Es gibt ja viele Möglichkeiten, wie ein Bahnhof genutzt werden kann, auch wenn er jetzt von der Bahn selber nicht mehr als betriebswirtschaftlich notwendig erachtet wird. Da ist zum Beispiel die Unterbringung eines Touristbüros gemeinsam mit der Kommune denkbar, um das Gebäude zu nutzen, um auch die Ankommenden über die Stadt zu informieren, die Möglichkeit, ein Museum unterzubringen oder andere Dinge. All dieses gibt es, aber das wird schwerlich in Gang kommen, wenn letztendlich für den Verkauf der Bahnhöfe nur die finanziellen Bedingungen eine Rolle spielen, wenn wir hier nicht den Einfluss der Kommunen auch sicherstellen können. Bayern hat z.B. im Innenministerium eine Arbeitsgruppe eingerichtet, die die Kommunen berät, wie sie mit der

Situation umzugehen haben. Es muss nicht immer Geld kosten, was wir machen. Sie haben gesagt, Sie haben die Kommunen informiert. Es ist sicherlich auch ein richtiger Schritt, dass die LEG in einigen Modellstädten - Sie hatten sie genannt, Eisenach, Gotha, Jena, Nordhausen und Sondershausen - im Rahmen von „Genial zentral“ sich auch dem Problem der Bahnhöfe widmet, aber wir haben noch mehrere Bahnhöfe in Kleinstädten, darunter sind auch Gebäude, die unter Denkmalschutz stehen. Das kann uns nicht egal sein. Hier müssen wir uns als Land auf die Seite der Kommunen stellen, das heißt, wir müssen die betroffenen Kommunen entsprechend beraten. Warum denkt man nicht auch über eine Förderung nach, wie das in Brandenburg der Fall ist, dort fördert das Infrastrukturministerium die Kommunen, wenn sie sich dazu entschließen, den Bahnhof selbst zu kaufen.

(Beifall SPD)

Auch hier wäre darüber nachzudenken, inwieweit Städtebaufördermittel in diesem Bereich eingesetzt werden können. Bei der LEG sollte es nicht bei den fünf Pilotstädten bleiben, sondern hier sollte auch anderen Kommunen diese Hilfe zuteil werden. Ich sage es noch einmal: Diese Bahnhöfe sind stadtbildprägende Gebäude. Wenn wir auch in der Stadtentwicklung weiterkommen wollen, dann müssen wir als Land hier auch helfen und nicht nur den großen Kommunen, denn gerade auch die kleinen und mittleren Städte sind oft mit den Problemen überfordert.

(Beifall SPD)

Für die CDU-Fraktion hat sich Abgeordneter Sonntag zu Wort gemeldet.

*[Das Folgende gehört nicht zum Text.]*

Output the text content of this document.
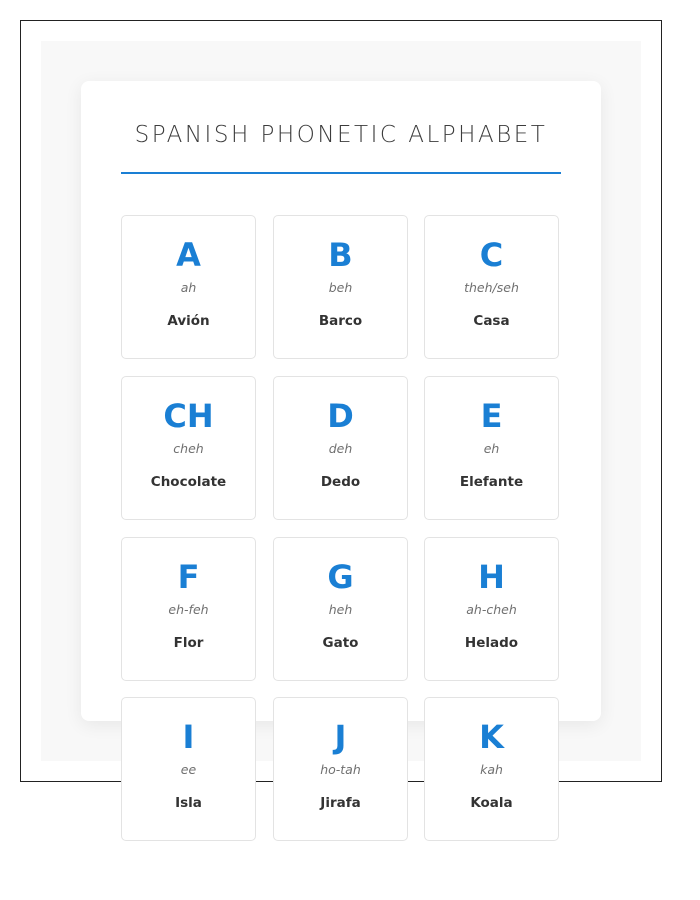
SPANISH PHONETIC ALPHABET
A
ah
Avión
B
beh
Barco
C
theh/seh
Casa
CH
cheh
Chocolate
D
deh
Dedo
E
eh
Elefante
F
eh-feh
Flor
G
heh
Gato
H
ah-cheh
Helado
I
ee
Isla
J
ho-tah
Jirafa
K
kah
Koala
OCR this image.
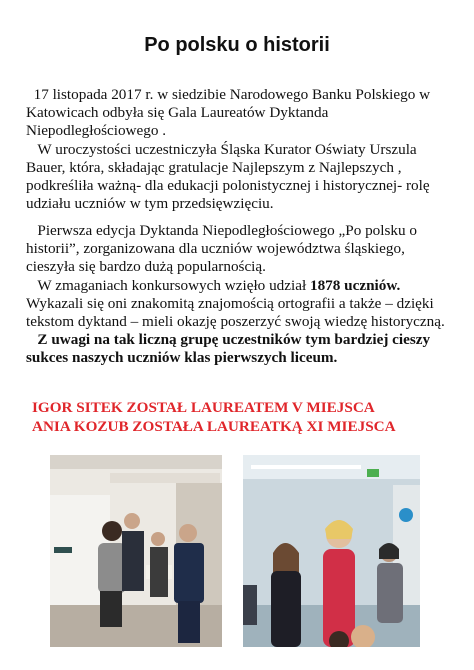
Po polsku o historii

17 listopada 2017 r. w siedzibie Narodowego Banku Polskiego w Katowicach odbyła się Gala Laureatów Dyktanda Niepodległościowego .

W uroczystości uczestniczyła Śląska Kurator Oświaty Urszula Bauer, która, składając gratulacje Najlepszym z Najlepszych , podkreśliła ważną- dla edukacji polonistycznej i historycznej- rolę udziału uczniów w tym przedsięwzięciu.

Pierwsza edycja Dyktanda Niepodległościowego „Po polsku o historii”, zorganizowana dla uczniów województwa śląskiego, cieszyła się bardzo dużą popularnością.

W zmaganiach konkursowych wzięło udział 1878 uczniów. Wykazali się oni znakomitą znajomością ortografii a także – dzięki tekstom dyktand – mieli okazję poszerzyć swoją wiedzę historyczną.

Z uwagi na tak liczną grupę uczestników tym bardziej cieszy sukces naszych uczniów klas pierwszych liceum.

IGOR SITEK ZOSTAŁ LAUREATEM V MIEJSCA
ANIA KOZUB ZOSTAŁA LAUREATKĄ XI MIEJSCA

Frau Präsidentin, meine sehr verehrten Damen und Herren, der Antrag der SPD, ich zitiere es jetzt trotzdem, Sie werden gleich merken warum, lautet: „Folgen des Verkaufs von Bahnhofsgebäuden für die Entwicklung des ÖPNV und für die Stadtentwicklung in Thüringen“.

Frau Doht, ich könnte es mir ganz einfach machen, schön wäre es. Ich hoffe, dass dieser Verkauf tatsächlich für die Stadtentwicklung Folgen zeitigt, aber ich bin mir da nicht so sicher, denn wenn Sie sich mal, Sie haben die Zahlen bereits genannt, diesen Verkauf - und Sie haben auch darüber gesprochen, wie seriös Sie den Erwerber einstufen - durch den Kopf gehen lassen und den Sinn, den dieser Verkauf macht; also wenn es zu positiven Folgen im ÖPNV und in der Stadtentwicklung führt, dann war

es eine gute Sache. Aber es könnte genauso - ich will es einfach mal spekulativ in den Raum stellen - nichts weiter sein als ein Bilanztrick der Bahn, um eine gewisse Anzahl von Immobilien, die schwer oder gar nicht zu entwickeln sind, einfach über einen Dritten aus der Bilanz rauszubekommen. Wir wissen ja, es geht hier um den Börsengang und ich will über weitere Folgen hier nicht spekulieren. Sie haben natürlich recht, man soll in solchen Dingen immer zuerst an das Positive denken. Also gehen wir mal davon aus, dass dieser Verkauf Folgen zeitigt, die Frage ist nur, welche.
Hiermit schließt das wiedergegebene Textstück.